# Building a set notation

1. May 8, 2013

### reenmachine

1. The problem statement, all variables and given/known data

The book I'm reading ask me to build a set notation for the following set: $\{-3/2 , -3/4 , 0 , 3/4 , 3/2 , 9/4 , 3 , 15/4 \}$.

3. The attempt at a solution

I attempted to build a set notation and came with the result:

$\{ x \in R : \exists y\in Z \ \ y(3/4)= x\}$

My idea is that the sequence is always +3/4 or -3/4 , therefore any number in Z multiplied by 3/4 will be an element of the set we're trying to notate.

2. May 8, 2013

### Dick

That's true enough, but the set your notation describes has an infinite number of elements. The original set you wrote down has only 8 elements. Your notation should be a little more specific. Or does the set you are trying to construct also have an infinite number of elements and you only showed 8 of them without a '...'?

3. May 8, 2013

### Fredrik

Staff Emeritus
There's also a way to simplify the notation. Fix the issue that Dick mentioned first, and then try to think of a way to simplify the notation.

4. May 8, 2013

### Dick

I agree. But I think the set reenmachine wants to describe probably has more than 8 elements. I was just trying to clear that up. It's not all that useful to describe small finite sets using set builder notation. Otherwise why not write {x:x∈{−3/2,−3/4,0,3/4,3/2,9/4,3,15/4}}?

5. May 8, 2013

### reenmachine

My apologies for the other thread , thought this one didn't work my computer crashed or something.

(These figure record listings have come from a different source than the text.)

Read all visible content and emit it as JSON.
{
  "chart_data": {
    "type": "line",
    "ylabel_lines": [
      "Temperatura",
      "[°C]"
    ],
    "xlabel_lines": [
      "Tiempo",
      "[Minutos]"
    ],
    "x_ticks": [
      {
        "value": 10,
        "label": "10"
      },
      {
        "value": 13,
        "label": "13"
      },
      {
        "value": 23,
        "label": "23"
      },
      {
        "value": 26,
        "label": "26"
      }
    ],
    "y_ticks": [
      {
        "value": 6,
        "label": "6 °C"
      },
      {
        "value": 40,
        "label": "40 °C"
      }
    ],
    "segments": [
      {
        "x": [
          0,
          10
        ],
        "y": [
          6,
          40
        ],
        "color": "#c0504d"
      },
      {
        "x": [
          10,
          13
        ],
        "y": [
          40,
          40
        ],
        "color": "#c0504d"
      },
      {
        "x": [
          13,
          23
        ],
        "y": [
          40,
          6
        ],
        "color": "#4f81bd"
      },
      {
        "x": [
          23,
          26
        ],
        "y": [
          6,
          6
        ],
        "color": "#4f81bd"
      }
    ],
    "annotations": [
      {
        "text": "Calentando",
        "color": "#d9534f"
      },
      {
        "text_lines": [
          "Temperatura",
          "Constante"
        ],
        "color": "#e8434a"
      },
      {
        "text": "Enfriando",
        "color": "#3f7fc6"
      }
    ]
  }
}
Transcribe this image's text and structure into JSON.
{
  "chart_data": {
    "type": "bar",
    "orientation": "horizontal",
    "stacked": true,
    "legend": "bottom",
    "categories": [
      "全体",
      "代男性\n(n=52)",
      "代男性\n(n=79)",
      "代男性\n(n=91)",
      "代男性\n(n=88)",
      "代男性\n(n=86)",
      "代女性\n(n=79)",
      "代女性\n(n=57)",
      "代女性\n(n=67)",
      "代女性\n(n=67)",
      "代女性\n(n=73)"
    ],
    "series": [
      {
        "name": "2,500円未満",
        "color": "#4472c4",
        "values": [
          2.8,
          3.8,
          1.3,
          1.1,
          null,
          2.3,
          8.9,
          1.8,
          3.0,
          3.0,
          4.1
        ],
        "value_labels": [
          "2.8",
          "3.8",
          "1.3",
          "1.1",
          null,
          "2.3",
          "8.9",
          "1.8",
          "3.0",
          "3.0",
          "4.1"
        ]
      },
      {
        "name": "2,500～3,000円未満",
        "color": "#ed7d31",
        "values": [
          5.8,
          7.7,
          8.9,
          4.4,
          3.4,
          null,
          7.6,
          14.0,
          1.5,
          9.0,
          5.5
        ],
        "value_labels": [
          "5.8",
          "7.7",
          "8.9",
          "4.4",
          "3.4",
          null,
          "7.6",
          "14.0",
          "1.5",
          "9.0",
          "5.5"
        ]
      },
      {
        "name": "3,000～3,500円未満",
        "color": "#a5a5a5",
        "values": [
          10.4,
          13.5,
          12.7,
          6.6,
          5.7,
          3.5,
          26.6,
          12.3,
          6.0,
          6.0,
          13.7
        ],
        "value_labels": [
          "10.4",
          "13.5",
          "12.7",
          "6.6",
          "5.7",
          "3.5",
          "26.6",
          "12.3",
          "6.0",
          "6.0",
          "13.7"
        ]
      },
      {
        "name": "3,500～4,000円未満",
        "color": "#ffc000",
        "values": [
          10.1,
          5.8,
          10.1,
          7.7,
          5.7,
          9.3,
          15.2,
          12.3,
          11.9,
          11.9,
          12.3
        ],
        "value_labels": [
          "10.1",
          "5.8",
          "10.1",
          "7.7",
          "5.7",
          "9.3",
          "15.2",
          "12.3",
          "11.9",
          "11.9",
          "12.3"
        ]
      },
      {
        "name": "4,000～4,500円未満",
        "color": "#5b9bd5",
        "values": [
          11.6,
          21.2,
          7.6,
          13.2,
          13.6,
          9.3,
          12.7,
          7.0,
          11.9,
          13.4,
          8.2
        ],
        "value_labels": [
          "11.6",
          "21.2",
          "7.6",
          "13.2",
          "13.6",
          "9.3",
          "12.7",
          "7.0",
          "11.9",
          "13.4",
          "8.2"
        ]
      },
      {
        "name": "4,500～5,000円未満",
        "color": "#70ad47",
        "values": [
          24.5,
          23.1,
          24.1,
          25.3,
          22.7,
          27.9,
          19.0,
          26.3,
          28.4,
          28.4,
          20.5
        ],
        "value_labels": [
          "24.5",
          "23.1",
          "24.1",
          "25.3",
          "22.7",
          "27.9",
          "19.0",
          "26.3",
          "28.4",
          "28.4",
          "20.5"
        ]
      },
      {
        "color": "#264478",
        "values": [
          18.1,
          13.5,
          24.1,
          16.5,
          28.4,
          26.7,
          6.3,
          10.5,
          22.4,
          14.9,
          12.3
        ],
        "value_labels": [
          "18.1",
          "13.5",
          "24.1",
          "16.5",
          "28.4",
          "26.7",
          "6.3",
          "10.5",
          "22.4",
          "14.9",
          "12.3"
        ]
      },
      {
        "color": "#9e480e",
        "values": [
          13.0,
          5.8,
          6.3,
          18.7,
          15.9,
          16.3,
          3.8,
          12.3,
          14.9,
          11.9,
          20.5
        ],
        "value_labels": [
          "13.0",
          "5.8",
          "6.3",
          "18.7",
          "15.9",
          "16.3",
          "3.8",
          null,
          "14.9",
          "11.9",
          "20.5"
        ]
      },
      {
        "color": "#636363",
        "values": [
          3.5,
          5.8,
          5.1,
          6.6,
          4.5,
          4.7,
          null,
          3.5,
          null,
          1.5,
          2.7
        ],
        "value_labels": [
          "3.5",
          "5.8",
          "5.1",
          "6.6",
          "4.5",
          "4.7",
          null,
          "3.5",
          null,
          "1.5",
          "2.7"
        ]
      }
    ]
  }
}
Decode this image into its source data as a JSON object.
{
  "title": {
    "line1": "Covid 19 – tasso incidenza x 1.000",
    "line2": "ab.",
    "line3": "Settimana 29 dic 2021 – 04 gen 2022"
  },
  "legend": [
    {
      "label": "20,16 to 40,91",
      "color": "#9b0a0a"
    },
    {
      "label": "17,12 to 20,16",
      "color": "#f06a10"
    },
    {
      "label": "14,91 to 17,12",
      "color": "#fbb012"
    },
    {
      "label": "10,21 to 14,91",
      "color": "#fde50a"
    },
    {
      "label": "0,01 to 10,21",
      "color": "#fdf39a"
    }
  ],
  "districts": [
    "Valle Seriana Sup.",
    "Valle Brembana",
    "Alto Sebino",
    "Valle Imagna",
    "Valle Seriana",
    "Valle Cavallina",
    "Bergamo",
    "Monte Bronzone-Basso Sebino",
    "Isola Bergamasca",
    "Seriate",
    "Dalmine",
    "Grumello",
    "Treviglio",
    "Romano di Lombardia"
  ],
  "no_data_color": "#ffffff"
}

I made a mistake , the set I was supposed to find a notation for was the set $\{... , -3/2 , -3/4 , 0 , 3/4 , 3/2 , 9/4 , 3 , 15/4 , ...\}$.

To simplify it , I could try: $\{ n \in Z : n(3/4)\}$ ?

6. May 8, 2013

### Staff: Mentor

It would be {3n/4 : n $\in$ Z}

7. May 8, 2013

### reenmachine

Is there really a difference? If so , is it the left-right factor or is it $3n/4$ versus the $n(3/4)$?

8. May 8, 2013

### Dick

{n∈Z:n(3/4)} doesn't mean anything. What follows the ':' is supposed to be a true/false statement.

9. May 8, 2013

### reenmachine

Ok , in that case , is $\{ n(3/4) : n \in Z\}$ the same as $\{ 3n/4 : n \in Z\}$?

10. May 8, 2013

### Dick

Sure it is. 3n/4=(3/4)n. Isn't it?

11. May 8, 2013

### Staff: Mentor

Yes, but written in a slightly different way. I reversed the order of things in what I wrote for the reason that Dick said.

12. May 8, 2013

### reenmachine

Thanks guys!

So basically , $\{3n/4 : n \in Z\}$ is the shortest way to describe the set with a set notation?

13. May 8, 2013

### Dick

I would say, yes.

14. May 8, 2013

Thanks guys!